Pacote voador. Foi do bunker onde funciona o escritório político de Jucá e serviu de comitê eleitoral, no Bairro Canarinho, que saiu o veículo abordado por agentes da Polícia Federal, de cuja janela voou um pacote contendo R$ 100 mil em espécie. Surpreendidos pela abordagem, cabos eleitorais que estavam no veículo chegaram a disparar tiros para o alto e tentaram fugir, livrando-se do dinheiro. O pacote endereçado ao deputado Urzeni Rocha (PSDB), da coligação de Jucá, foi apreendido.
O episódio ganhou repercussão nacional e obrigou o senador a prestar esclarecimentos na sede da Superintendência da Polícia Federal em Roraima.
Um procedimento em andamento na instituição investiga se o dinheiro seria de propriedade do senador. O dinheiro foi retido e está depositado em conta judicial, à disposição da Justiça Eleitoral.

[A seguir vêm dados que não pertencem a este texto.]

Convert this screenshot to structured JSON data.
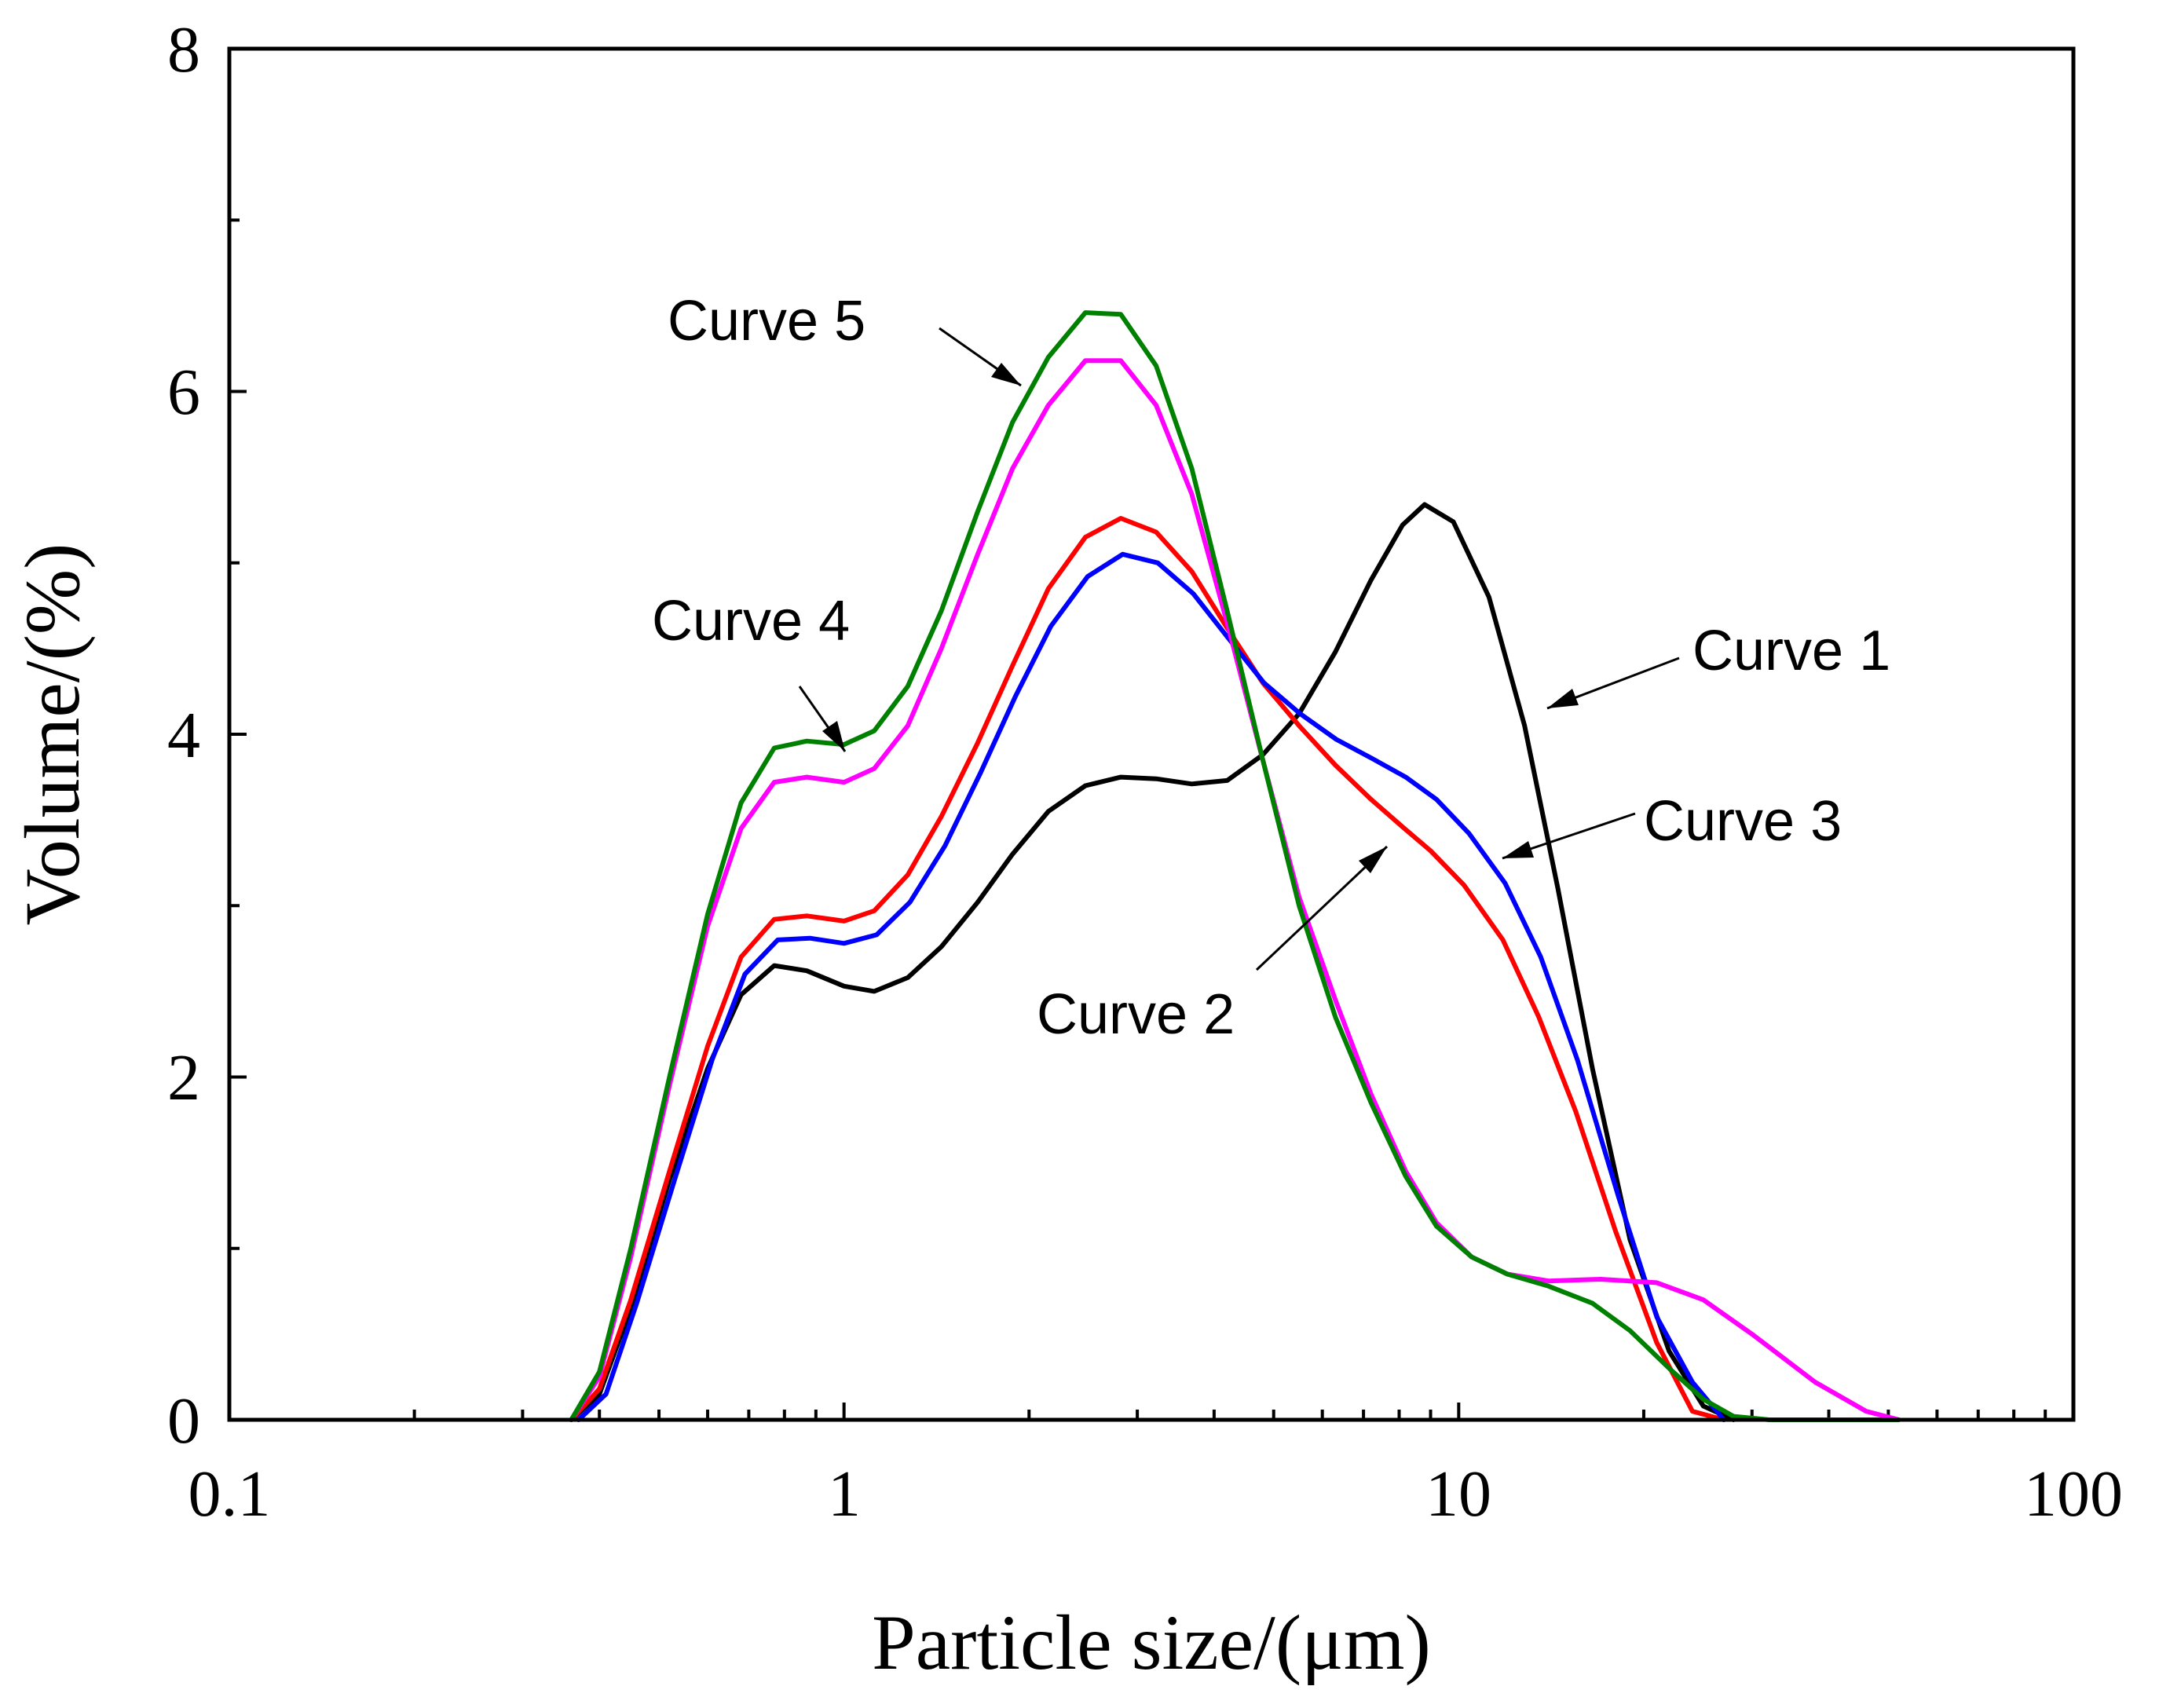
{
  "chart_data": {
    "type": "line",
    "title": "",
    "xlabel": "Particle size/(μm)",
    "ylabel": "Volume/(%)",
    "xscale": "log",
    "xlim": [
      0.1,
      100
    ],
    "ylim": [
      0,
      8
    ],
    "x_ticks": [
      0.1,
      1,
      10,
      100
    ],
    "x_tick_labels": [
      "0.1",
      "1",
      "10",
      "100"
    ],
    "y_ticks": [
      0,
      2,
      4,
      6,
      8
    ],
    "y_tick_labels": [
      "0",
      "2",
      "4",
      "6",
      "8"
    ],
    "grid": false,
    "legend": "none",
    "series": [
      {
        "name": "Curve 1",
        "color": "#000000",
        "points": [
          [
            0.36,
            0
          ],
          [
            0.4,
            0.15
          ],
          [
            0.45,
            0.65
          ],
          [
            0.52,
            1.4
          ],
          [
            0.6,
            2.05
          ],
          [
            0.68,
            2.48
          ],
          [
            0.77,
            2.65
          ],
          [
            0.87,
            2.62
          ],
          [
            1.0,
            2.53
          ],
          [
            1.12,
            2.5
          ],
          [
            1.27,
            2.58
          ],
          [
            1.44,
            2.76
          ],
          [
            1.65,
            3.02
          ],
          [
            1.88,
            3.3
          ],
          [
            2.15,
            3.55
          ],
          [
            2.47,
            3.7
          ],
          [
            2.82,
            3.75
          ],
          [
            3.22,
            3.74
          ],
          [
            3.68,
            3.71
          ],
          [
            4.2,
            3.73
          ],
          [
            4.8,
            3.88
          ],
          [
            5.5,
            4.12
          ],
          [
            6.3,
            4.48
          ],
          [
            7.2,
            4.9
          ],
          [
            8.1,
            5.22
          ],
          [
            8.8,
            5.34
          ],
          [
            9.8,
            5.24
          ],
          [
            11.2,
            4.8
          ],
          [
            12.8,
            4.05
          ],
          [
            14.5,
            3.1
          ],
          [
            16.5,
            2.05
          ],
          [
            19.0,
            1.05
          ],
          [
            22.0,
            0.4
          ],
          [
            25.0,
            0.08
          ],
          [
            28.0,
            0
          ]
        ]
      },
      {
        "name": "Curve 2",
        "color": "#ff0000",
        "points": [
          [
            0.36,
            0
          ],
          [
            0.4,
            0.18
          ],
          [
            0.45,
            0.7
          ],
          [
            0.52,
            1.45
          ],
          [
            0.6,
            2.18
          ],
          [
            0.68,
            2.7
          ],
          [
            0.77,
            2.92
          ],
          [
            0.87,
            2.94
          ],
          [
            1.0,
            2.91
          ],
          [
            1.12,
            2.97
          ],
          [
            1.27,
            3.18
          ],
          [
            1.44,
            3.52
          ],
          [
            1.65,
            3.95
          ],
          [
            1.88,
            4.4
          ],
          [
            2.15,
            4.85
          ],
          [
            2.47,
            5.15
          ],
          [
            2.82,
            5.26
          ],
          [
            3.22,
            5.18
          ],
          [
            3.68,
            4.95
          ],
          [
            4.2,
            4.62
          ],
          [
            4.8,
            4.3
          ],
          [
            5.5,
            4.05
          ],
          [
            6.3,
            3.82
          ],
          [
            7.2,
            3.62
          ],
          [
            8.1,
            3.46
          ],
          [
            9.0,
            3.32
          ],
          [
            10.2,
            3.12
          ],
          [
            11.8,
            2.8
          ],
          [
            13.5,
            2.35
          ],
          [
            15.5,
            1.8
          ],
          [
            18.0,
            1.1
          ],
          [
            21.0,
            0.45
          ],
          [
            24.0,
            0.05
          ],
          [
            27.0,
            0
          ]
        ]
      },
      {
        "name": "Curve 3",
        "color": "#0000ff",
        "points": [
          [
            0.37,
            0
          ],
          [
            0.41,
            0.15
          ],
          [
            0.46,
            0.68
          ],
          [
            0.53,
            1.4
          ],
          [
            0.61,
            2.1
          ],
          [
            0.69,
            2.6
          ],
          [
            0.78,
            2.8
          ],
          [
            0.88,
            2.81
          ],
          [
            1.0,
            2.78
          ],
          [
            1.13,
            2.83
          ],
          [
            1.28,
            3.02
          ],
          [
            1.46,
            3.35
          ],
          [
            1.67,
            3.78
          ],
          [
            1.9,
            4.22
          ],
          [
            2.17,
            4.63
          ],
          [
            2.49,
            4.92
          ],
          [
            2.84,
            5.05
          ],
          [
            3.24,
            5.0
          ],
          [
            3.7,
            4.82
          ],
          [
            4.22,
            4.56
          ],
          [
            4.82,
            4.3
          ],
          [
            5.52,
            4.12
          ],
          [
            6.32,
            3.97
          ],
          [
            7.22,
            3.86
          ],
          [
            8.2,
            3.75
          ],
          [
            9.2,
            3.62
          ],
          [
            10.4,
            3.42
          ],
          [
            11.9,
            3.13
          ],
          [
            13.6,
            2.7
          ],
          [
            15.6,
            2.1
          ],
          [
            18.2,
            1.3
          ],
          [
            21.0,
            0.6
          ],
          [
            24.0,
            0.22
          ],
          [
            27.0,
            0
          ]
        ]
      },
      {
        "name": "Curve 4",
        "color": "#ff00ff",
        "points": [
          [
            0.36,
            0
          ],
          [
            0.4,
            0.25
          ],
          [
            0.45,
            0.95
          ],
          [
            0.52,
            1.95
          ],
          [
            0.6,
            2.88
          ],
          [
            0.68,
            3.45
          ],
          [
            0.77,
            3.72
          ],
          [
            0.87,
            3.75
          ],
          [
            1.0,
            3.72
          ],
          [
            1.12,
            3.8
          ],
          [
            1.27,
            4.05
          ],
          [
            1.44,
            4.5
          ],
          [
            1.65,
            5.05
          ],
          [
            1.88,
            5.55
          ],
          [
            2.15,
            5.92
          ],
          [
            2.47,
            6.18
          ],
          [
            2.82,
            6.18
          ],
          [
            3.22,
            5.92
          ],
          [
            3.68,
            5.4
          ],
          [
            4.2,
            4.65
          ],
          [
            4.8,
            3.85
          ],
          [
            5.5,
            3.05
          ],
          [
            6.3,
            2.45
          ],
          [
            7.2,
            1.9
          ],
          [
            8.2,
            1.45
          ],
          [
            9.2,
            1.15
          ],
          [
            10.5,
            0.95
          ],
          [
            12.0,
            0.85
          ],
          [
            14.0,
            0.81
          ],
          [
            17.0,
            0.82
          ],
          [
            21.0,
            0.8
          ],
          [
            25.0,
            0.7
          ],
          [
            30.0,
            0.5
          ],
          [
            38.0,
            0.22
          ],
          [
            46.0,
            0.05
          ],
          [
            52.0,
            0
          ]
        ]
      },
      {
        "name": "Curve 5",
        "color": "#008000",
        "points": [
          [
            0.36,
            0
          ],
          [
            0.4,
            0.28
          ],
          [
            0.45,
            1.0
          ],
          [
            0.52,
            2.0
          ],
          [
            0.6,
            2.95
          ],
          [
            0.68,
            3.6
          ],
          [
            0.77,
            3.92
          ],
          [
            0.87,
            3.96
          ],
          [
            1.0,
            3.94
          ],
          [
            1.12,
            4.02
          ],
          [
            1.27,
            4.28
          ],
          [
            1.44,
            4.72
          ],
          [
            1.65,
            5.3
          ],
          [
            1.88,
            5.82
          ],
          [
            2.15,
            6.2
          ],
          [
            2.47,
            6.46
          ],
          [
            2.82,
            6.45
          ],
          [
            3.22,
            6.15
          ],
          [
            3.68,
            5.55
          ],
          [
            4.2,
            4.72
          ],
          [
            4.8,
            3.85
          ],
          [
            5.5,
            3.0
          ],
          [
            6.3,
            2.35
          ],
          [
            7.2,
            1.85
          ],
          [
            8.2,
            1.42
          ],
          [
            9.2,
            1.13
          ],
          [
            10.5,
            0.95
          ],
          [
            12.0,
            0.85
          ],
          [
            14.0,
            0.78
          ],
          [
            16.5,
            0.68
          ],
          [
            19.0,
            0.52
          ],
          [
            22.0,
            0.3
          ],
          [
            25.0,
            0.12
          ],
          [
            28.0,
            0.02
          ],
          [
            32.0,
            0
          ],
          [
            52.0,
            0
          ]
        ]
      }
    ],
    "annotations": [
      {
        "text": "Curve 1",
        "target_x": 13.5,
        "target_y": 4.12
      },
      {
        "text": "Curve 2",
        "target_x": 8.3,
        "target_y": 3.4
      },
      {
        "text": "Curve 3",
        "target_x": 12.8,
        "target_y": 3.3
      },
      {
        "text": "Curve 4",
        "target_x": 0.87,
        "target_y": 3.86
      },
      {
        "text": "Curve 5",
        "target_x": 1.7,
        "target_y": 6.0
      }
    ]
  }
}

Uma fonte com trânsito na Polícia Federal relatou ao Estado que Jucá teria pedido ao superintendente regional da instituição, delegado Herbert Gasparini, que divulgasse uma nota oficial esclarecendo que o dinheiro não pertencia a ele, com receio da repercussão nacional do episódio. Ainda segundo a fonte, diante da negativa, Jucá teria pedido o afastamento do delegado ao ministro da Justiça, Luiz Carlos Barreto, que não o atendeu.

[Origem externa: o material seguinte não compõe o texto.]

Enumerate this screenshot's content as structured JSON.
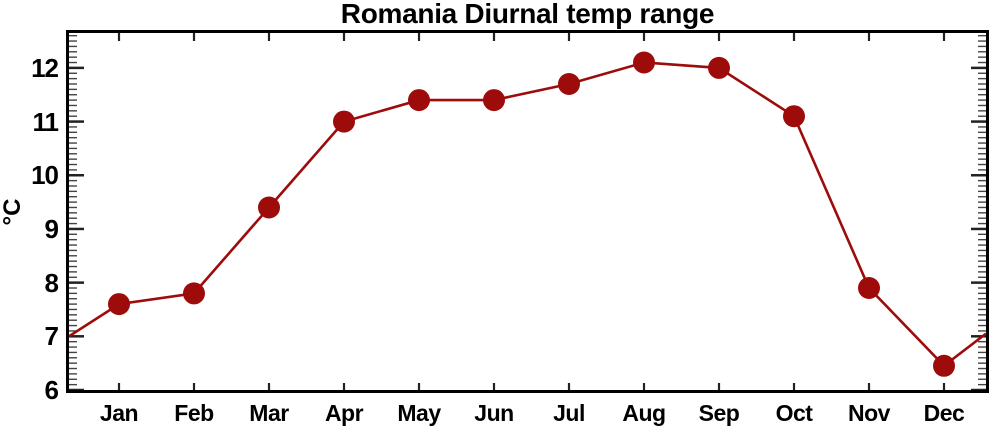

A Polícia Federal em Roraima apreendeu R$ 1,6 milhão em espécie durante a campanha eleitoral diante de indícios de utilização para compra de votos. Desse total, R$ 140 mil pertenciam às campanhas de Romero e Teresa Jucá, segundo apurações.

Procurado, senador não fala sobre bens pessoais e familiares

Procurado pela reportagem, o senador Romero Jucá (PMDB) não quis falar
por telefone e pediu que as perguntas lhe fossem encaminhadas por
e-mail. Depois, sua assessoria de imprensa declarou que ele não se
pronunciaria porque considerou as perguntas genéricas. A assessoria ressaltou, entretanto, que ele não chegou a ver as perguntas - que eram específicas sobre os bens dele e da família.
Ainda por meio de sua assessoria, Jucá atribuiu as declarações de seu adversário político, Mecias de Jesus (PR), às desavenças políticas locais.
Na avaliação do senador, Mecias desejava concorrer a uma vaga para o Senado, mas perdeu o lugar na coligação para a viúva do ex-governador Ottomar Pinto, Marluce Pinto (PSDB), que não se elegeu. Mecias acabou sendo o deputado mais votado no Estado.